— Сейчас любой из нас чувствовал бы себя немного униженным, Трасс, — произнёс Гидореас, вступив в область захвата три-вида. — Нам не по себе, когда мы позволяем врагу нанести удар без ответа.
— Я... — Трасс посмотрел прямо на проецируемый образ Рогала Дорна. — Я слагаю с себя командование флотилией, мой примарх. Не могу больше оставаться на этом посту с чистой совестью. Владыка Дорн, я бы старался исполнять ваши приказы в точности, но знаю, что мне помешало бы стремление отомстить за раненую гордость и всех тех, кто погиб.
Теперь ошеломлённым оказался уже сам Дорн. Имперские Кулаки обычно не отказывались от должностей, которыми их наделил сам примарх. Нахмурив брови, повелитель Седьмого покачал головой.
— Капитан Трасс, я отвергаю и твою просьбу об отставке, и принижающие тебя заявления, сколь бы тяжело тебе ни было произносить такие речи. У меня более высокое мнение о тебе и твоей преданности долгу. Ты один из капитанов моего авангарда именно потому, что я доверяю тебе. Знаю, что ты будешь принимать верные решения вдали от «Фаланги» и моего присмотра.
Дорн сделал шаг к изображению Трасса, но затем развернулся к Гидореасу и вперил в него взор, подобный двум лазерным бурам.
— Передача всему флоту, капитан моих хускарлов!
Гидореас отдал необходимые команды офицеру связи и получил подтверждение. Дорн, следивший за ними, сразу же заговорил.
— Внемлите моим словам, сыновья Седьмого, мои Имперские Кулаки. Донесите их до ушей всех и каждого, кто не может слушать сейчас. Я обращаюсь к легионерам, работникам, солдатам Имперской Армии, адептам Механикума, летописцам и всем прочим сотрудникам терранского Администратума.
Мы здесь для того, чтобы принести Согласие всей Галактике, распространяя просвещение посредством Имперской Истины. Мы пришли не порабощать или уничтожать миры, словно мерзкие ксеносы, но ради того, чтобы вывести их к свету после испытаний Старой Ночи. Эти люди раздроблены, полны страха.

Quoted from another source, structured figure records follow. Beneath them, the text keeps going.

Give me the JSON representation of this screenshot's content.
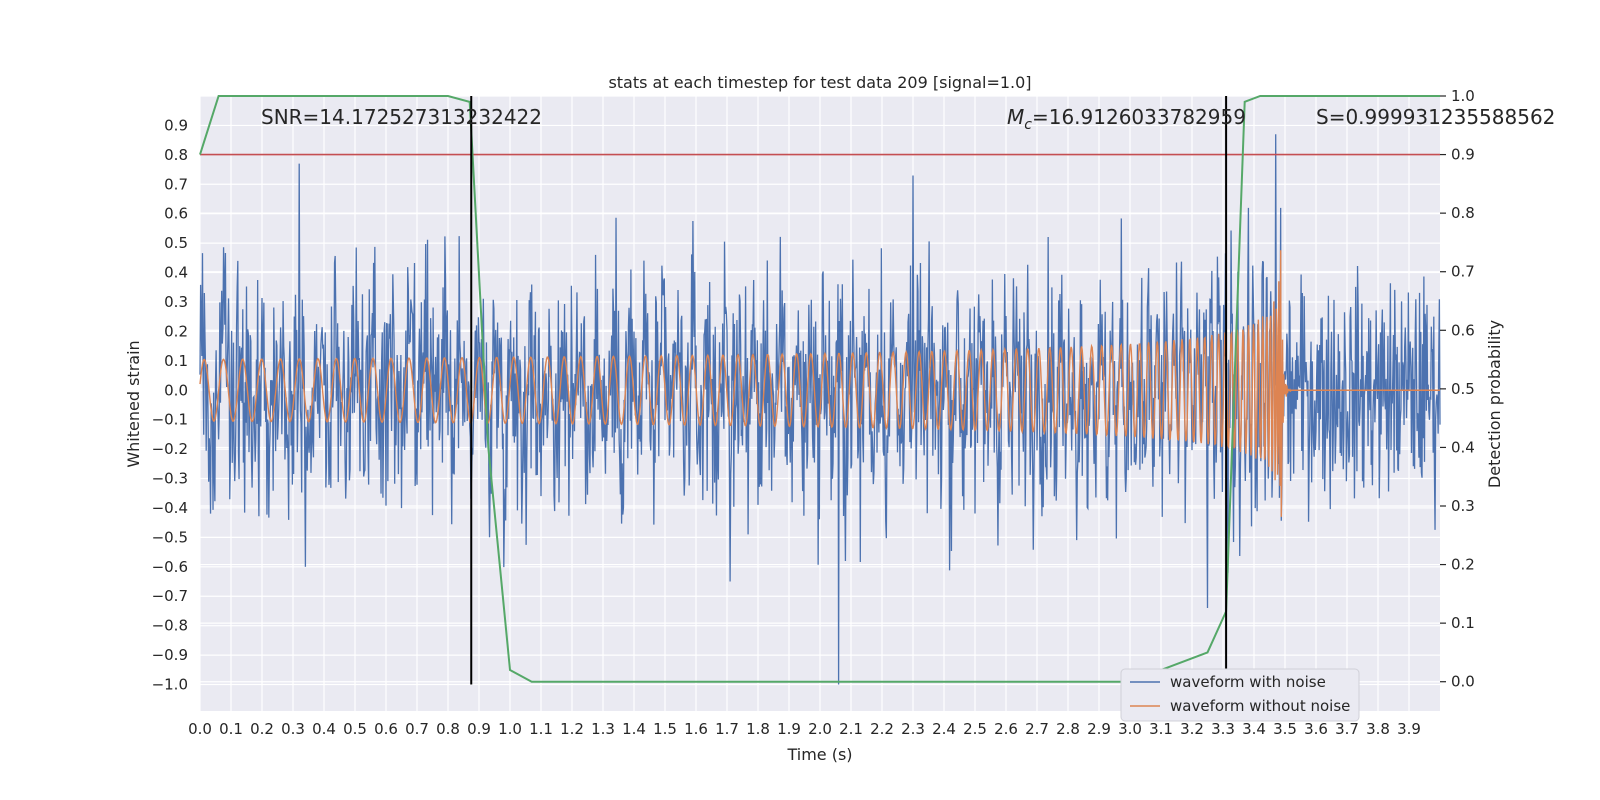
{
  "chart_data": {
    "type": "line",
    "title": "stats at each timestep for test data 209 [signal=1.0]",
    "xlabel": "Time (s)",
    "ylabel": "Whitened strain",
    "y2label": "Detection probability",
    "xlim": [
      0.0,
      4.0
    ],
    "ylim": [
      -1.09,
      1.0
    ],
    "y2lim": [
      -0.05,
      1.0
    ],
    "x_ticks": [
      0.0,
      0.1,
      0.2,
      0.3,
      0.4,
      0.5,
      0.6,
      0.7,
      0.8,
      0.9,
      1.0,
      1.1,
      1.2,
      1.3,
      1.4,
      1.5,
      1.6,
      1.7,
      1.8,
      1.9,
      2.0,
      2.1,
      2.2,
      2.3,
      2.4,
      2.5,
      2.6,
      2.7,
      2.8,
      2.9,
      3.0,
      3.1,
      3.2,
      3.3,
      3.4,
      3.5,
      3.6,
      3.7,
      3.8,
      3.9
    ],
    "x_tick_labels": [
      "0.0",
      "0.1",
      "0.2",
      "0.3",
      "0.4",
      "0.5",
      "0.6",
      "0.7",
      "0.8",
      "0.9",
      "1.0",
      "1.1",
      "1.2",
      "1.3",
      "1.4",
      "1.5",
      "1.6",
      "1.7",
      "1.8",
      "1.9",
      "2.0",
      "2.1",
      "2.2",
      "2.3",
      "2.4",
      "2.5",
      "2.6",
      "2.7",
      "2.8",
      "2.9",
      "3.0",
      "3.1",
      "3.2",
      "3.3",
      "3.4",
      "3.5",
      "3.6",
      "3.7",
      "3.8",
      "3.9"
    ],
    "y_ticks": [
      0.9,
      0.8,
      0.7,
      0.6,
      0.5,
      0.4,
      0.3,
      0.2,
      0.1,
      0.0,
      -0.1,
      -0.2,
      -0.3,
      -0.4,
      -0.5,
      -0.6,
      -0.7,
      -0.8,
      -0.9,
      -1.0
    ],
    "y_tick_labels": [
      "0.9",
      "0.8",
      "0.7",
      "0.6",
      "0.5",
      "0.4",
      "0.3",
      "0.2",
      "0.1",
      "0.0",
      "−0.1",
      "−0.2",
      "−0.3",
      "−0.4",
      "−0.5",
      "−0.6",
      "−0.7",
      "−0.8",
      "−0.9",
      "−1.0"
    ],
    "y2_ticks": [
      1.0,
      0.9,
      0.8,
      0.7,
      0.6,
      0.5,
      0.4,
      0.3,
      0.2,
      0.1,
      0.0
    ],
    "y2_tick_labels": [
      "1.0",
      "0.9",
      "0.8",
      "0.7",
      "0.6",
      "0.5",
      "0.4",
      "0.3",
      "0.2",
      "0.1",
      "0.0"
    ],
    "grid": true,
    "legend_position": "bottom-right",
    "series": [
      {
        "name": "waveform with noise",
        "color": "#4c72b0",
        "axis": "left",
        "noise_amplitude": 0.4,
        "spikes": [
          {
            "x": 0.32,
            "y": 0.77
          },
          {
            "x": 0.34,
            "y": -0.6
          },
          {
            "x": 2.06,
            "y": -1.0
          },
          {
            "x": 2.3,
            "y": 0.73
          },
          {
            "x": 3.25,
            "y": -0.74
          },
          {
            "x": 3.47,
            "y": 0.87
          },
          {
            "x": 1.71,
            "y": -0.65
          }
        ]
      },
      {
        "name": "waveform without noise",
        "color": "#dd8452",
        "axis": "left",
        "chirp_start_amplitude": 0.02,
        "chirp_peak_amplitude": 0.48,
        "merger_time": 3.49,
        "start_frequency": 16,
        "x_start": 0.0
      },
      {
        "name": "detection probability",
        "color": "#55a868",
        "axis": "right",
        "x": [
          0.0,
          0.06,
          0.12,
          0.2,
          0.8,
          0.87,
          0.93,
          1.0,
          1.07,
          1.2,
          3.0,
          3.25,
          3.31,
          3.37,
          3.42,
          3.5,
          4.0
        ],
        "y": [
          0.9,
          1.0,
          1.0,
          1.0,
          1.0,
          0.99,
          0.4,
          0.02,
          0.0,
          0.0,
          0.0,
          0.05,
          0.12,
          0.99,
          1.0,
          1.0,
          1.0
        ]
      }
    ],
    "threshold_line": {
      "y2": 0.9,
      "color": "#c44e52"
    },
    "vertical_lines": [
      {
        "x": 0.875,
        "color": "#000000"
      },
      {
        "x": 3.31,
        "color": "#000000"
      }
    ],
    "annotations": {
      "snr": "SNR=14.172527313232422",
      "mc_symbol": "M",
      "mc_sub": "c",
      "mc_value": "=16.9126033782959",
      "s": "S=0.999931235588562"
    }
  }
}
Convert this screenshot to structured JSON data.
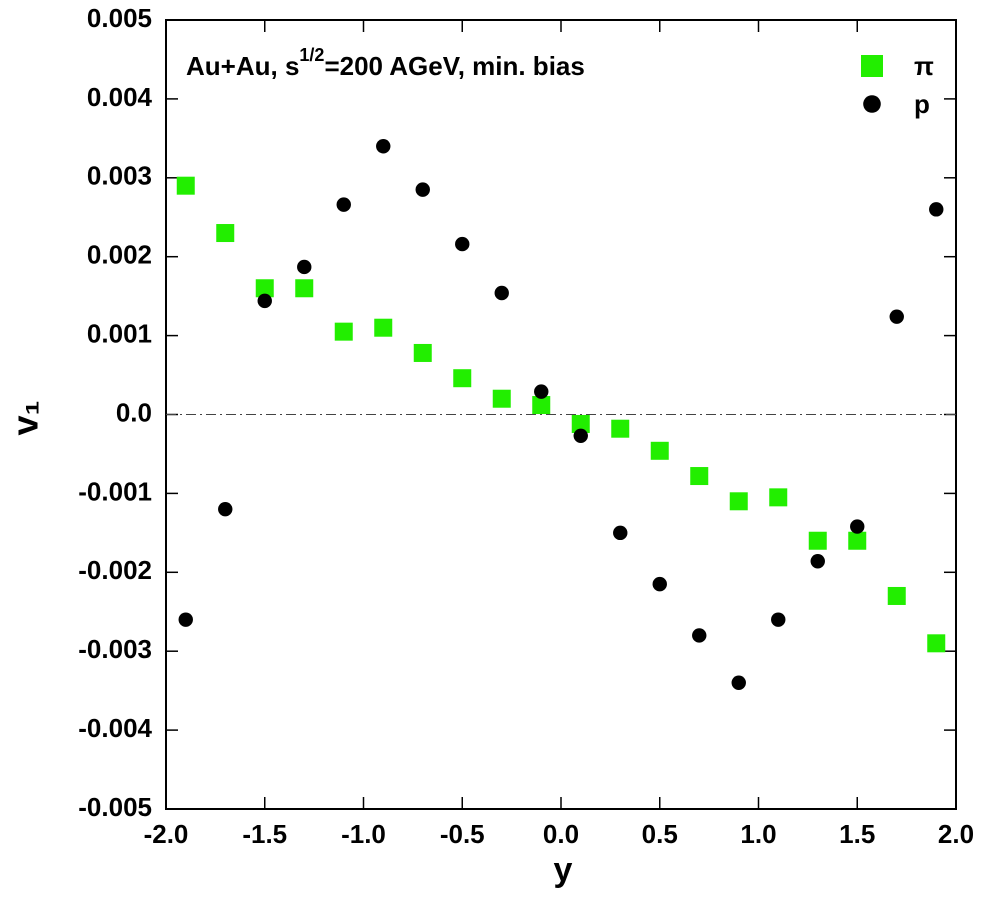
{
  "chart_data": {
    "type": "scatter",
    "annotation": [
      "Au+Au, s",
      "1/2",
      "=200 AGeV, min. bias"
    ],
    "x_label": "y",
    "y_label": "v₁",
    "xlim": [
      -2,
      2
    ],
    "ylim": [
      -0.005,
      0.005
    ],
    "xticks": [
      {
        "value": -2,
        "label": "-2.0"
      },
      -1.5,
      {
        "value": -1,
        "label": "-1.0"
      },
      -0.5,
      {
        "value": 0,
        "label": "0.0"
      },
      0.5,
      {
        "value": 1,
        "label": "1.0"
      },
      1.5,
      {
        "value": 2,
        "label": "2.0"
      }
    ],
    "yticks": [
      -0.005,
      -0.004,
      -0.003,
      -0.002,
      -0.001,
      {
        "value": 0,
        "label": "0.0"
      },
      0.001,
      0.002,
      0.003,
      0.004,
      0.005
    ],
    "zero_line": true,
    "legend": "top-right",
    "series": [
      {
        "name": "π",
        "color": "#22ee00",
        "marker": "square",
        "x": [
          -1.9,
          -1.7,
          -1.5,
          -1.3,
          -1.1,
          -0.9,
          -0.7,
          -0.5,
          -0.3,
          -0.1,
          0.1,
          0.3,
          0.5,
          0.7,
          0.9,
          1.1,
          1.3,
          1.5,
          1.7,
          1.9
        ],
        "values": [
          0.0029,
          0.0023,
          0.0016,
          0.0016,
          0.00105,
          0.0011,
          0.00078,
          0.00046,
          0.0002,
          0.00012,
          -0.00012,
          -0.00018,
          -0.00046,
          -0.00078,
          -0.0011,
          -0.00105,
          -0.0016,
          -0.0016,
          -0.0023,
          -0.0029
        ]
      },
      {
        "name": "p",
        "color": "#000000",
        "marker": "circle",
        "x": [
          -1.9,
          -1.7,
          -1.5,
          -1.3,
          -1.1,
          -0.9,
          -0.7,
          -0.5,
          -0.3,
          -0.1,
          0.1,
          0.3,
          0.5,
          0.7,
          0.9,
          1.1,
          1.3,
          1.5,
          1.7,
          1.9
        ],
        "values": [
          -0.0026,
          -0.0012,
          0.00144,
          0.00187,
          0.00266,
          0.0034,
          0.00285,
          0.00216,
          0.00154,
          0.00029,
          -0.00027,
          -0.0015,
          -0.00215,
          -0.0028,
          -0.0034,
          -0.0026,
          -0.00186,
          -0.00142,
          0.00124,
          0.0026
        ]
      }
    ]
  }
}
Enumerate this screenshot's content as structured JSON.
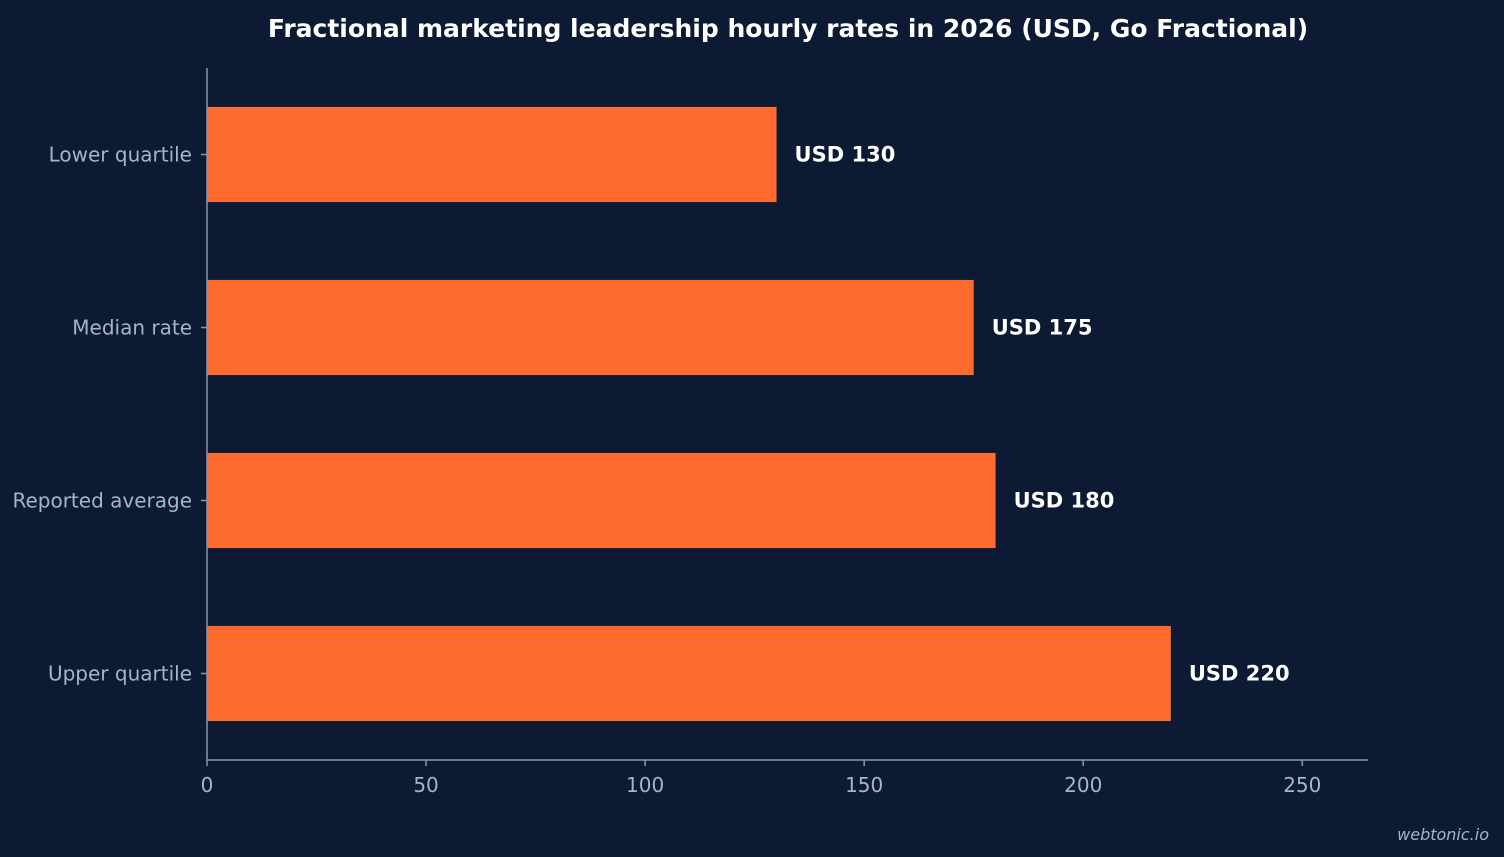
{
  "chart_data": {
    "type": "bar",
    "orientation": "horizontal",
    "title": "Fractional marketing leadership hourly rates in 2026 (USD, Go Fractional)",
    "xlabel": "",
    "ylabel": "",
    "categories": [
      "Lower quartile",
      "Median rate",
      "Reported average",
      "Upper quartile"
    ],
    "values": [
      130,
      175,
      180,
      220
    ],
    "data_labels": [
      "USD 130",
      "USD 175",
      "USD 180",
      "USD 220"
    ],
    "xlim": [
      0,
      265
    ],
    "x_ticks": [
      0,
      50,
      100,
      150,
      200,
      250
    ],
    "grid": false,
    "legend": "none",
    "colors": {
      "background": "#0c1b33",
      "bar": "#ff6b2e",
      "axis": "#8796ad",
      "tick_text": "#a7b3c6",
      "title_text": "#ffffff"
    }
  },
  "watermark": "webtonic.io"
}
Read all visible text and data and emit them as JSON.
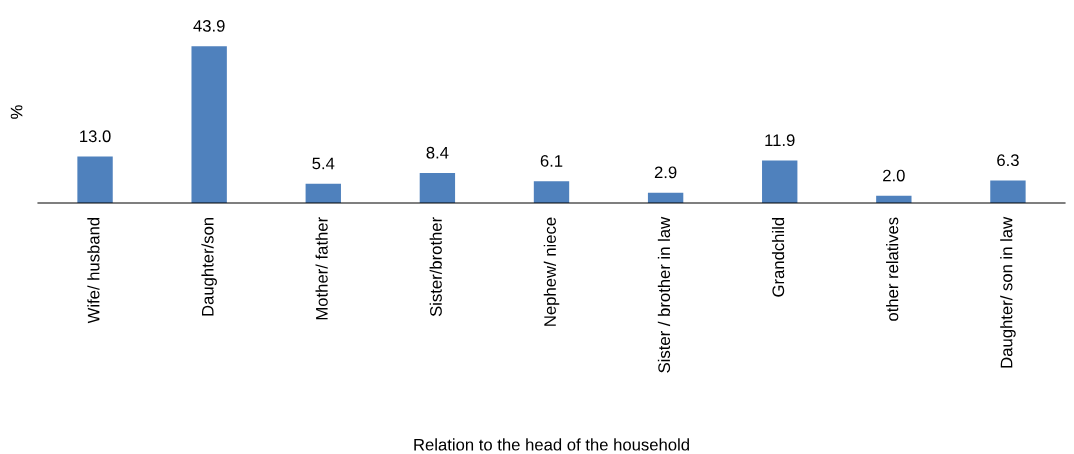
{
  "chart_data": {
    "type": "bar",
    "xlabel": "Relation to the head of the household",
    "ylabel": "%",
    "categories": [
      "Wife/ husband",
      "Daughter/son",
      "Mother/ father",
      "Sister/brother",
      "Nephew/ niece",
      "Sister / brother in law",
      "Grandchild",
      "other relatives",
      "Daughter/ son in law"
    ],
    "values": [
      13.0,
      43.9,
      5.4,
      8.4,
      6.1,
      2.9,
      11.9,
      2.0,
      6.3
    ],
    "value_labels": [
      "13.0",
      "43.9",
      "5.4",
      "8.4",
      "6.1",
      "2.9",
      "11.9",
      "2.0",
      "6.3"
    ],
    "color": "#4f81bd",
    "grid": false,
    "legend": false
  }
}
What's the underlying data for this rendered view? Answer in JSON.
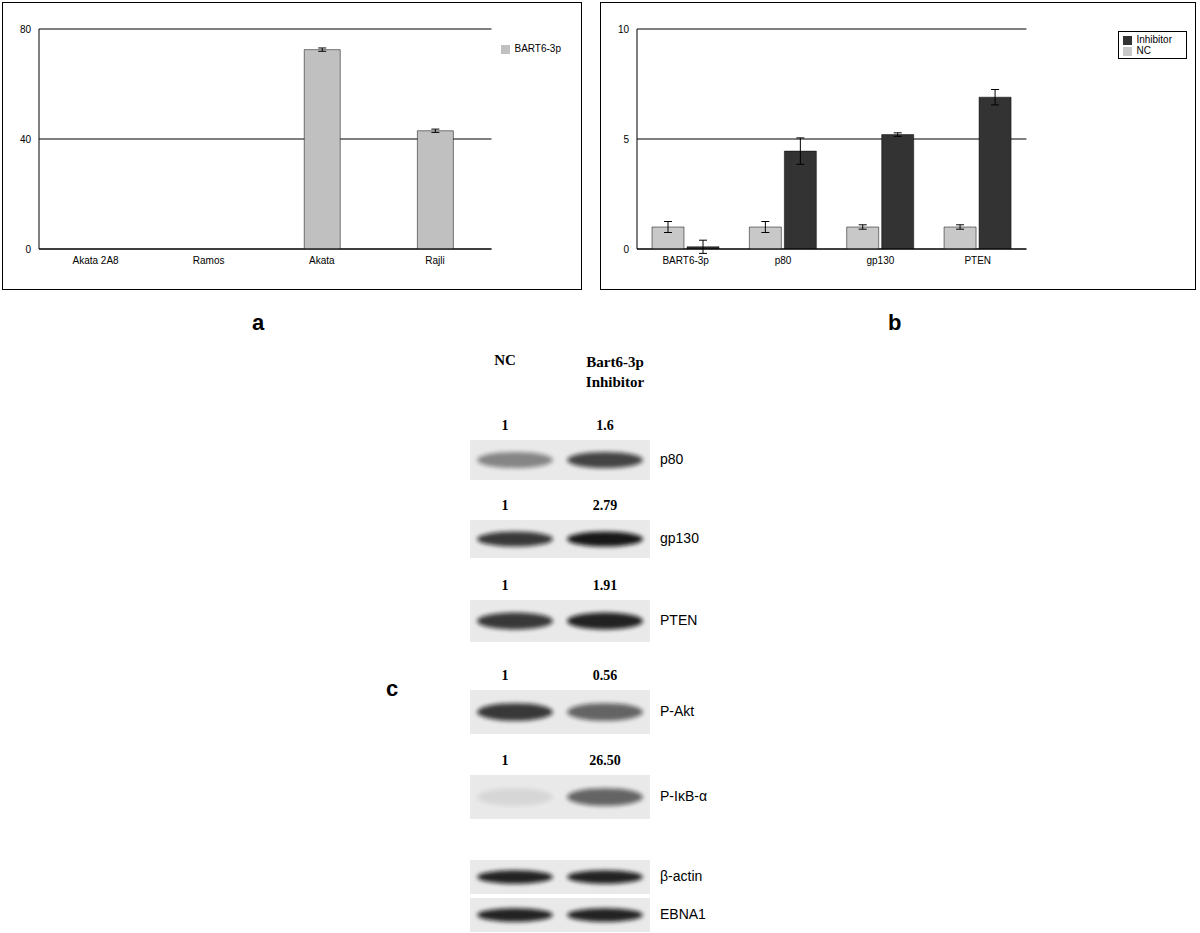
{
  "chart_data": [
    {
      "type": "bar",
      "panel_label": "a",
      "categories": [
        "Akata 2A8",
        "Ramos",
        "Akata",
        "Rajli"
      ],
      "series": [
        {
          "name": "BART6-3p",
          "color": "#c0c0c0",
          "values": [
            0,
            0,
            72.5,
            43
          ],
          "errors": [
            0,
            0,
            0.6,
            0.6
          ]
        }
      ],
      "ylim": [
        0,
        80
      ],
      "yticks": [
        0,
        40,
        80
      ],
      "grid": true,
      "legend": "upper right"
    },
    {
      "type": "bar",
      "panel_label": "b",
      "categories": [
        "BART6-3p",
        "p80",
        "gp130",
        "PTEN"
      ],
      "series": [
        {
          "name": "NC",
          "color": "#c8c8c8",
          "values": [
            1,
            1,
            1,
            1
          ],
          "errors": [
            0.25,
            0.25,
            0.1,
            0.1
          ]
        },
        {
          "name": "Inhibitor",
          "color": "#333333",
          "values": [
            0.1,
            4.45,
            5.2,
            6.9
          ],
          "errors": [
            0.3,
            0.6,
            0.08,
            0.35
          ]
        }
      ],
      "ylim": [
        0,
        10
      ],
      "yticks": [
        0,
        5,
        10
      ],
      "grid": true,
      "legend": "upper right"
    }
  ],
  "blot": {
    "panel_label": "c",
    "columns": [
      "NC",
      "Bart6-3p Inhibitor"
    ],
    "rows": [
      {
        "name": "p80",
        "values": [
          "1",
          "1.6"
        ]
      },
      {
        "name": "gp130",
        "values": [
          "1",
          "2.79"
        ]
      },
      {
        "name": "PTEN",
        "values": [
          "1",
          "1.91"
        ]
      },
      {
        "name": "P-Akt",
        "values": [
          "1",
          "0.56"
        ]
      },
      {
        "name": "P-IκB-α",
        "values": [
          "1",
          "26.50"
        ]
      },
      {
        "name": "β-actin",
        "values": []
      },
      {
        "name": "EBNA1",
        "values": []
      }
    ]
  }
}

Мы же — едины и сильны. Если они не осмеливаются поверить, что их невзгоды подошли к концу, нам следует простить их, ибо ни один узник, которого слишком долго держали во тьме и одиночестве, уже не надеется, что день освобождения придёт.
Великая сила заключена в тех из нас, кто способен противиться жажде злобного воздаяния и не мстить сразу же после столкновения с чужим невежеством, кто умеет заглушать рёв призывов к расплате, когда на наших глазах братья гибнут из-за непоколебимых страхов и суеверий.
Путь, по которому мы ступаем, будет труден настолько, что ещё ни один из легионов Императора не шёл такой тяжёлой дорогой. Я не прошу от вас ничего, что не прошу у себя самого.
Мне известно, что мои братья и я наверняка кажутся вам такими далёкими, такими непохожими на любых служителей Императора, которых вы встречали прежде, и вы правы. Я бы солгал, если бы стал утверждать, будто знаю всё о самом себе или о той генетической алхимии, что сотворила нас. И всё же мне ведомо, что в каком-то роде я человек.
Я похож на вас и разумом, и духом в большей мере, чем можно предположить, глядя только на физические различия. Точно так же, как и вы, я слышу голоса мёртвых, что взывают о мести.
Человечество страдает от неуверенности с самых ранних дней существования наших предков, которые впервые посмотрели на древнюю Землю и подняли взгляды к звёздам, после чего задумались: что же перед ними и кто они, взирающие на всё это?
Более тридцати тысяч лет наши прародители бились над этими вопросами, создавая всевозможные философские учения, моральные нормы, религии и общества на фундаменте своего интеллекта, подпитываемого воображением. Они измыслили пантеоны богов и одухотворили элементы мироздания, чтобы найти себе место во Вселенной, которую они не понимали.
Но все эти сомнения не для нас. Здесь и сейчас мы точно знаем цель и смысл наших жизней. Легионес Астартес и примархи могут обратиться к нашему творцу и узнать Его волю самостоятельно, ибо Он не говорит через оракулов и мистиков, не намекает на свои намерения через записанные речи пророков. Я стоял перед Ним, и Он открыл мне свой замысел. Он лично вложил в меня свои слова, чтобы даровать мне цель, как в древнем мифе о големе [7]. Мы есть воплощение воли Императора.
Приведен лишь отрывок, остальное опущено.